Texto de Bruno Fracchia.
Foto: Marcos Mesquita.
Em certos períodos históricos, alguns grupos sociais confundiam os atores com bruxos. Para os que assim pensavam, a bruxaria cometida pelos artistas era a incorporação dos personagens (o teatro religioso medieval, expulso da igreja pela presença do Diabo como em é um dos exemplos mais clássicos).
Para o bem e para o mal, este tempo foi superado. Em se tratando de século XXI, época de selfies, internet, sites de “celebridades”, quebra de quarta parede (esta já bem mais que secular), até mesmo confundir ator e personagem é algo impossível. Ainda mais quando se trata desta relação nos palcos e os espectadores são “gente de teatro”, acostumada a analisar, julgar, conceituar, criticar, etc,etc. No entanto, felizmente, esta tal bruxaria artística não morreu; a alquimia de alguns artistas acaba envolvendo até mesmo esta tal “gente de teatro”, que acaba por tudo esquecer, mergulhando de cabeça na aventura teatral, graças ao desempenho de algum bruxo dos palcos.

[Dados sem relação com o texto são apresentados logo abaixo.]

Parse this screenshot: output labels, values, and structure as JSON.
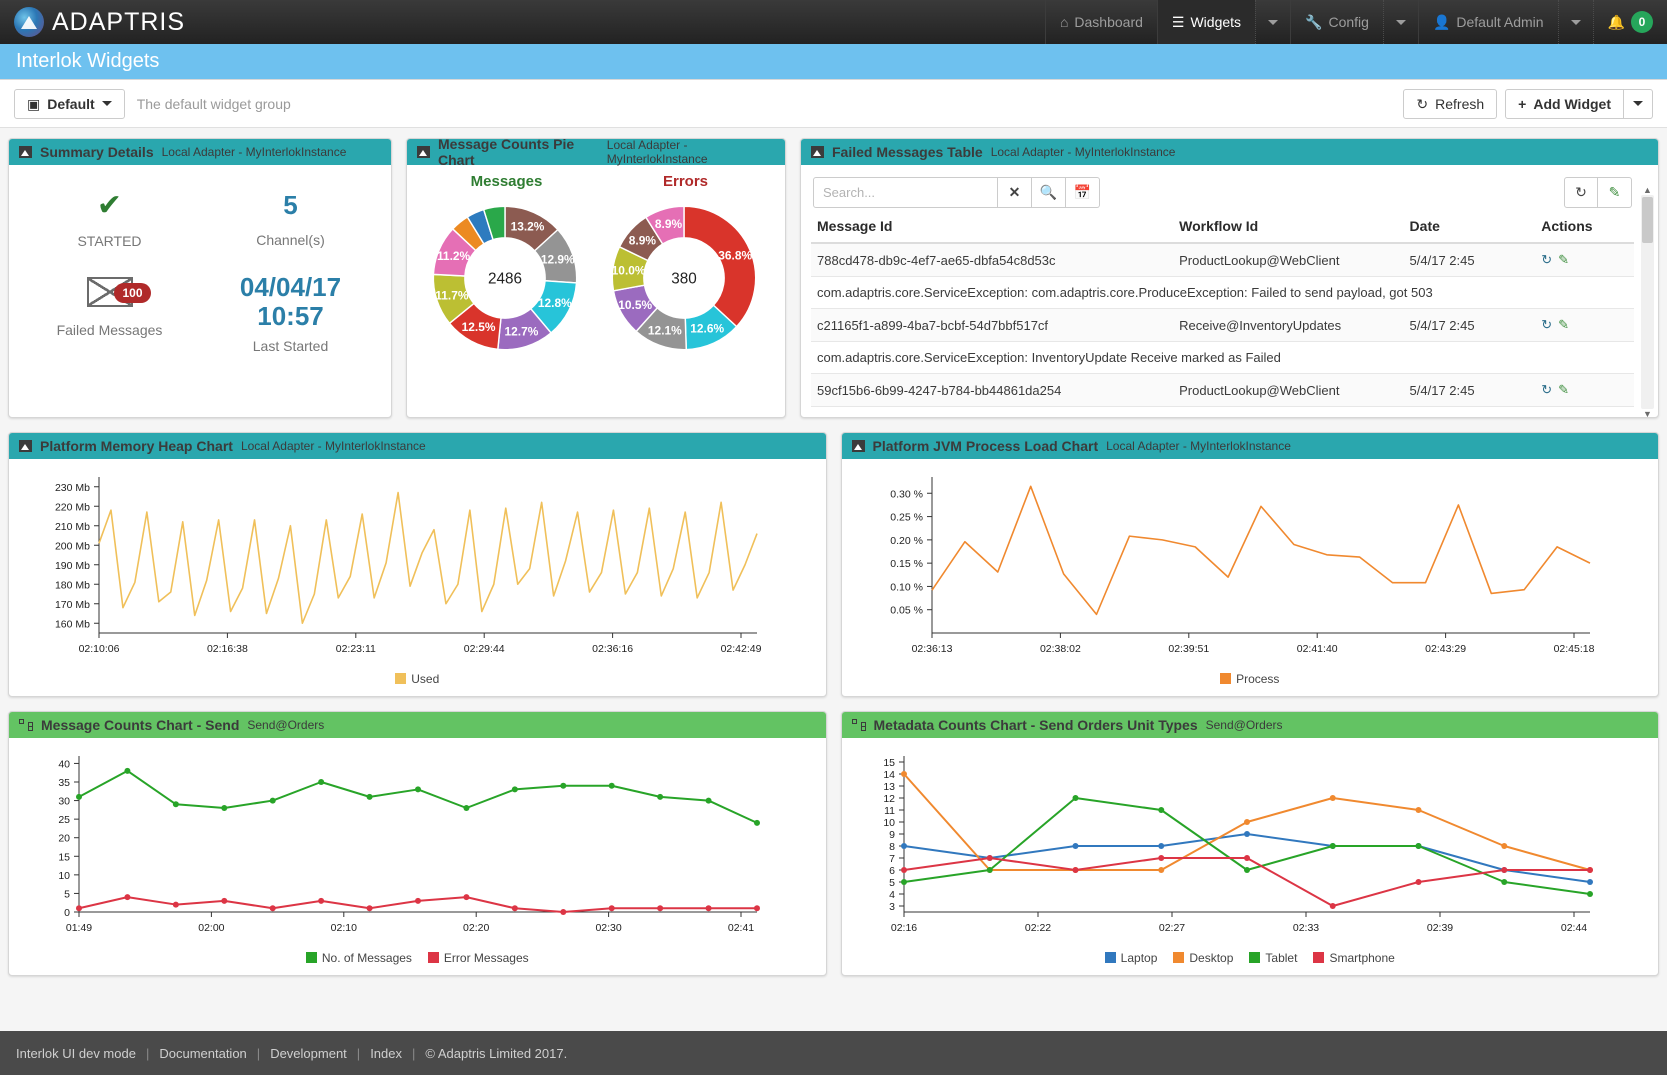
{
  "navbar": {
    "brand": "ADAPTRIS",
    "items": [
      {
        "label": "Dashboard",
        "icon": "home-icon",
        "active": false,
        "caret": false
      },
      {
        "label": "Widgets",
        "icon": "widgets-icon",
        "active": true,
        "caret": true
      },
      {
        "label": "Config",
        "icon": "wrench-icon",
        "active": false,
        "caret": true
      },
      {
        "label": "Default Admin",
        "icon": "user-icon",
        "active": false,
        "caret": true
      }
    ],
    "notification_count": "0",
    "notification_icon": "bell-icon"
  },
  "page": {
    "title": "Interlok Widgets"
  },
  "toolbar": {
    "group_button": "Default",
    "group_icon": "widget-group-icon",
    "description": "The default widget group",
    "refresh_label": "Refresh",
    "refresh_icon": "refresh-icon",
    "add_widget_label": "Add Widget",
    "add_widget_icon": "plus-icon"
  },
  "summary": {
    "title": "Summary Details",
    "subtitle": "Local Adapter - MyInterlokInstance",
    "status_value": "STARTED",
    "status_icon": "check-icon",
    "channels_value": "5",
    "channels_label": "Channel(s)",
    "failed_count": "100",
    "failed_label": "Failed Messages",
    "failed_icon": "envelope-icon",
    "last_started_value": "04/04/17 10:57",
    "last_started_value_line1": "04/04/17",
    "last_started_value_line2": "10:57",
    "last_started_label": "Last Started"
  },
  "pie": {
    "title": "Message Counts Pie Chart",
    "subtitle": "Local Adapter - MyInterlokInstance"
  },
  "table": {
    "title": "Failed Messages Table",
    "subtitle": "Local Adapter - MyInterlokInstance",
    "search_placeholder": "Search...",
    "search_value": "",
    "clear_icon": "x-icon",
    "search_icon": "magnifier-icon",
    "calendar_icon": "calendar-icon",
    "refresh_icon": "refresh-icon",
    "clean_icon": "eraser-icon",
    "columns": [
      "Message Id",
      "Workflow Id",
      "Date",
      "Actions"
    ],
    "rows": [
      {
        "message_id": "788cd478-db9c-4ef7-ae65-dbfa54c8d53c",
        "workflow_id": "ProductLookup@WebClient",
        "date": "5/4/17 2:45",
        "detail": "com.adaptris.core.ServiceException: com.adaptris.core.ProduceException: Failed to send payload, got 503"
      },
      {
        "message_id": "c21165f1-a899-4ba7-bcbf-54d7bbf517cf",
        "workflow_id": "Receive@InventoryUpdates",
        "date": "5/4/17 2:45",
        "detail": "com.adaptris.core.ServiceException: InventoryUpdate Receive marked as Failed"
      },
      {
        "message_id": "59cf15b6-6b99-4247-b784-bb44861da254",
        "workflow_id": "ProductLookup@WebClient",
        "date": "5/4/17 2:45",
        "detail": ""
      }
    ]
  },
  "heap": {
    "title": "Platform Memory Heap Chart",
    "subtitle": "Local Adapter - MyInterlokInstance",
    "legend_label": "Used"
  },
  "jvm": {
    "title": "Platform JVM Process Load Chart",
    "subtitle": "Local Adapter - MyInterlokInstance",
    "legend_label": "Process"
  },
  "msgcounts": {
    "title": "Message Counts Chart - Send",
    "subtitle": "Send@Orders",
    "legend": [
      "No. of Messages",
      "Error Messages"
    ]
  },
  "metadata": {
    "title": "Metadata Counts Chart - Send Orders Unit Types",
    "subtitle": "Send@Orders",
    "legend": [
      "Laptop",
      "Desktop",
      "Tablet",
      "Smartphone"
    ]
  },
  "footer": {
    "app": "Interlok UI  dev mode",
    "links": [
      "Documentation",
      "Development",
      "Index"
    ],
    "copyright": "© Adaptris Limited 2017."
  },
  "colors": {
    "teal": "#2aa7ae",
    "green": "#63c363",
    "page_title_bg": "#6ec1ef",
    "heap_line": "#f0c05a",
    "jvm_line": "#f0892f",
    "series_green": "#28a428",
    "series_red": "#dc3545",
    "series_blue": "#3178be",
    "series_orange": "#f0892f"
  },
  "chart_data": [
    {
      "type": "pie",
      "title": "Messages",
      "title_color": "#2f7d32",
      "center_label": "2486",
      "labels": [
        "13.2%",
        "12.9%",
        "12.8%",
        "12.7%",
        "12.5%",
        "11.7%",
        "11.2%",
        "4.2%",
        "4.0%",
        "4.8%"
      ],
      "values": [
        13.2,
        12.9,
        12.8,
        12.7,
        12.5,
        11.7,
        11.2,
        4.2,
        4.0,
        4.8
      ],
      "colors": [
        "#8c5b51",
        "#949494",
        "#27c4d9",
        "#9b6bbf",
        "#d9342b",
        "#bcbf33",
        "#e56fb5",
        "#ec8a22",
        "#2d7bbf",
        "#2aa84a"
      ],
      "show_labels": [
        true,
        true,
        true,
        true,
        true,
        true,
        true,
        false,
        false,
        false
      ]
    },
    {
      "type": "pie",
      "title": "Errors",
      "title_color": "#b02a2a",
      "center_label": "380",
      "labels": [
        "36.8%",
        "12.6%",
        "12.1%",
        "10.5%",
        "10.0%",
        "8.9%",
        "8.9%"
      ],
      "values": [
        36.8,
        12.6,
        12.1,
        10.5,
        10.0,
        8.9,
        8.9
      ],
      "colors": [
        "#d9342b",
        "#27c4d9",
        "#949494",
        "#9b6bbf",
        "#bcbf33",
        "#8c5b51",
        "#e56fb5"
      ],
      "show_labels": [
        true,
        true,
        true,
        true,
        true,
        true,
        true
      ]
    },
    {
      "type": "line",
      "name": "Platform Memory Heap Chart",
      "ylabel": "",
      "ylim": [
        155,
        235
      ],
      "yticks": [
        "160 Mb",
        "170 Mb",
        "180 Mb",
        "190 Mb",
        "200 Mb",
        "210 Mb",
        "220 Mb",
        "230 Mb"
      ],
      "ytick_values": [
        160,
        170,
        180,
        190,
        200,
        210,
        220,
        230
      ],
      "xticks": [
        "02:10:06",
        "02:16:38",
        "02:23:11",
        "02:29:44",
        "02:36:16",
        "02:42:49"
      ],
      "series": [
        {
          "name": "Used",
          "color": "#f0c05a",
          "values": [
            201,
            218,
            168,
            181,
            217,
            171,
            176,
            212,
            164,
            182,
            213,
            166,
            178,
            213,
            165,
            183,
            210,
            160,
            175,
            213,
            173,
            184,
            216,
            173,
            191,
            227,
            179,
            196,
            208,
            170,
            180,
            218,
            166,
            180,
            219,
            180,
            188,
            222,
            174,
            192,
            217,
            176,
            186,
            218,
            175,
            186,
            219,
            174,
            188,
            217,
            173,
            186,
            222,
            177,
            190,
            206
          ]
        }
      ]
    },
    {
      "type": "line",
      "name": "Platform JVM Process Load Chart",
      "ylabel": "%",
      "ylim": [
        0,
        0.335
      ],
      "yticks": [
        "0.05 %",
        "0.10 %",
        "0.15 %",
        "0.20 %",
        "0.25 %",
        "0.30 %"
      ],
      "ytick_values": [
        0.05,
        0.1,
        0.15,
        0.2,
        0.25,
        0.3
      ],
      "xticks": [
        "02:36:13",
        "02:38:02",
        "02:39:51",
        "02:41:40",
        "02:43:29",
        "02:45:18"
      ],
      "series": [
        {
          "name": "Process",
          "color": "#f0892f",
          "values": [
            0.092,
            0.196,
            0.131,
            0.315,
            0.127,
            0.04,
            0.208,
            0.2,
            0.185,
            0.12,
            0.272,
            0.19,
            0.168,
            0.163,
            0.108,
            0.108,
            0.275,
            0.085,
            0.093,
            0.185,
            0.15
          ]
        }
      ]
    },
    {
      "type": "line",
      "name": "Message Counts Chart - Send",
      "ylim": [
        0,
        42
      ],
      "yticks": [
        "0",
        "5",
        "10",
        "15",
        "20",
        "25",
        "30",
        "35",
        "40"
      ],
      "ytick_values": [
        0,
        5,
        10,
        15,
        20,
        25,
        30,
        35,
        40
      ],
      "xticks": [
        "01:49",
        "02:00",
        "02:10",
        "02:20",
        "02:30",
        "02:41"
      ],
      "x_count": 14,
      "series": [
        {
          "name": "No. of Messages",
          "color": "#28a428",
          "values": [
            31,
            38,
            29,
            28,
            30,
            35,
            31,
            33,
            28,
            33,
            34,
            34,
            31,
            30,
            24
          ]
        },
        {
          "name": "Error Messages",
          "color": "#dc3545",
          "values": [
            1,
            4,
            2,
            3,
            1,
            3,
            1,
            3,
            4,
            1,
            0,
            1,
            1,
            1,
            1
          ]
        }
      ]
    },
    {
      "type": "line",
      "name": "Metadata Counts Chart - Send Orders Unit Types",
      "ylim": [
        2.5,
        15.5
      ],
      "yticks": [
        "3",
        "4",
        "5",
        "6",
        "7",
        "8",
        "9",
        "10",
        "11",
        "12",
        "13",
        "14",
        "15"
      ],
      "ytick_values": [
        3,
        4,
        5,
        6,
        7,
        8,
        9,
        10,
        11,
        12,
        13,
        14,
        15
      ],
      "xticks": [
        "02:16",
        "02:22",
        "02:27",
        "02:33",
        "02:39",
        "02:44"
      ],
      "series": [
        {
          "name": "Laptop",
          "color": "#3178be",
          "values": [
            8,
            7,
            8,
            8,
            9,
            8,
            8,
            6,
            5
          ]
        },
        {
          "name": "Desktop",
          "color": "#f0892f",
          "values": [
            14,
            6,
            6,
            6,
            10,
            12,
            11,
            8,
            6
          ]
        },
        {
          "name": "Tablet",
          "color": "#28a428",
          "values": [
            5,
            6,
            12,
            11,
            6,
            8,
            8,
            5,
            4
          ]
        },
        {
          "name": "Smartphone",
          "color": "#dc3545",
          "values": [
            6,
            7,
            6,
            7,
            7,
            3,
            5,
            6,
            6
          ]
        }
      ]
    }
  ]
}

O “bruxo” que motiva este artigo e esta introdução tem nome: Jarbas Homem de Mello, o intérprete de Don Lockwood, na montagem brasileira do musical Cantando na Chuva, um clássico do cinema mundial e que, neste segundo semestre de 2017, esteve em cartaz em São Paulo, no Teatro Santander.
No apoteótico encerramento do primeiro ato, Jarbas presentifica uma das cenas mais clássicas da história do cinema. A antológica interpretação de Gene Kelly, cantando e dançando na chuva, como num “ato de bruxaria”, deixa de ser história e se torna presente, no Agora, no ao vivo, viva, “dada de presente” a todos os espectadores. Faz-se a alquimia ator-personagem, Jarbas-Kelly! O público presenciando a bruxaria que nos dá a ilusão da volta à vida de Gene Kelly, tamanha a precisão com a qual a cena é apresentada, quando posta lado a lado à imortalizada nas telas dos cinemas. Vemos o grande ator brasileiro, mas também o já falecido ator norte-americano, em uma cena ainda mais potente que a do filme, pois feita ao vivo, sem cortes, sem edição, sem erros. E que ficará para sempre na memória daqueles que assistiram a este desempenho fantástico do ator brasileiro.
Falar na mágica do ator é pseudopoesia, na tentativa de compartilhar todo o encantamento deste espectador. Mas não se pode cair do erro de se permitir que as palavras acima sejam confundidas com desvalorização do trabalho do intérprete. Assim com o bruxo deste texto tem nome, sua magia também tem. Chama-se Treinamento.
É inegável o talento de Jarbas Homem de Mello, mas de nada ele valeria se o artista não se dedicasse há décadas aos treinos de canto, dança e interpretação, com aprofundamento e dedicação intensiva para este trabalho, culminando no desempenho espetacular que é apresentado.
Abdicando de adjetivos e superlativos, recuso a utilização de expressões como “o melhor”, “o maior”, entre outras, já que não escrevo sobre esportes e suas competições. Escrevo sobre arte. Sendo assim, o que posso afirmar é que já há algum tempo quando me pedem para citar algum ator brasileiro, eu digo Jarbas Homem de Mello. E Cantando na Chuva apenas reforçou esta minha convicção.
Importante ressaltar que restringir um espetáculo musical como este a um desempenho é uma injustiça. Teatro é coletivo, com uma obra só funcionando com um time que joga no mesmo nível. E é isso o que ocorre. A peça é também Cláudia Raia, num desprendimento artístico memorável, recusando o lugar de protagonismo feminino, num personagem surpreendente, que confirma o quão a televisão é pequena para dimensionarmos a grandeza do seu talento. O desafio de interpretar uma estrela do cinema mudo que não tinha voz para fala e canto e nenhuma habilidade para dança só poderia ser interpretada por uma artista com total domínio de sua arte, como é o caso de Cláudia Raia.
A peça é também Bruna Guerin, como Kathy Selden (personagem mundialmente conhecida pelo desempenho de Debbye Reynolds), com seu canto belíssimo e afinidade total com Jarbas Homem de Mello. E é também Reiner Tenente, como Cosmo Brown, parceiro de Don Lockwood, e também parceiro à altura de Jarbas, protagonistas de uma das outras cenas de sapateado mais fantásticas deste musical.
E Cantando na Chuva é também um ensemble primoroso, repleto de artistas de alto nível, numa orquestração afinada, plástica, bela. Como temos excelentes artistas no nosso país! É um primor assistir a uma obra como este musical!
A todo o elenco, técnicos e produção desta obra, meu muito obrigado.